Montefiore backs up this view with the Turkish slaughter of Greeks in Smyrna (today, Īzmir), the division of Ireland into a Protestant north and Catholic south, the partition of India and Pakistan, and the creation of Israel, following civil war. So, he does not seem to be a fan of self-determination; the costs outweigh the benefits.
Going back to early 1918 this is what US president Woodrow Wilson said, “National aspirations must be respected; people may now be dominated and governed only by their own consent. 'Self determination' is not a mere phrase; it is an imperative principle of action.”
At the time the leaders of Great Britain, and of Russia agreed with this proposition – accepting that Lloyd George in England, and Vladimir Lenin and Leon Trotsky in Russia probably meant different things.

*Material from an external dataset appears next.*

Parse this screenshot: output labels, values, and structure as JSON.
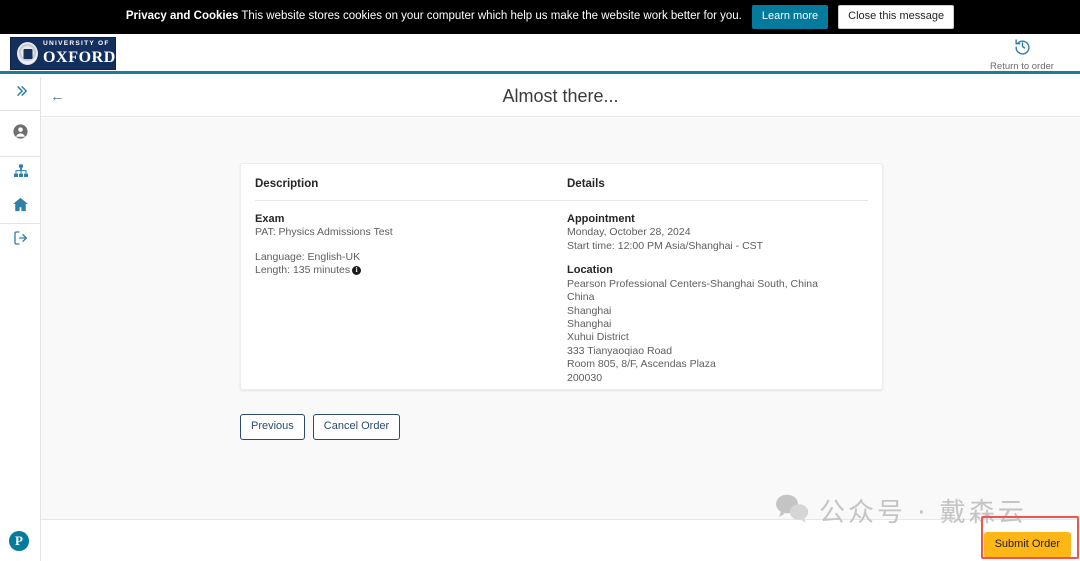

For the latter, there was a political tactic involved, to encourage the creation of Soviet Socialist Republics, and in this way restore the likes of Ukraine and Georgia into the fold in the early 1920s – in principle, such a republic could secede from the mothership, but in practice, this was not so easy to do.
This neatly explains the wholesale declarations of independence of nation states in 1991 and 1992, upon the collapse of the Soviet Union. It was legal. Now it appears Russia has other ideas about that. The recent intrusion of Russian jets into Estonian air space has been seen by NATO as sabre rattling.

Source: Estonian World
So, when is self-determination okay, and when is it not okay? Wikipedia says, “Self-determination is a cardinal principle in modern international law, binding, as such, on the United Nations as an authoritative interpretation of the Charter's norms. The principle does not state how the decision is to be made, nor what the outcome should be (whether independence, federation, protection, some form of autonomy or full assimilation).”
The page also says, “the right of self-determination does not necessarily include a right to an independent state for every ethnic group within a former colonial territory. Further, no right to secession is recognised under international law”.
So, a Russian-speaking enclave in Estonia would be unlikely to succeed in a bid for independence. But what about the largely Russian-speaking parts of eastern Ukraine - Donetsk and Luhansk. Do they have a claim? Well, if they like being Russian, they could move to neighbouring Russia (and good luck with that).
Whereas for Estonians, and other peoples of this sort, Estonian territory is the only place where there were originally Estonians, and they have been there for at least 3000 years, minding their own business, or trying to. A clear case for self-determination.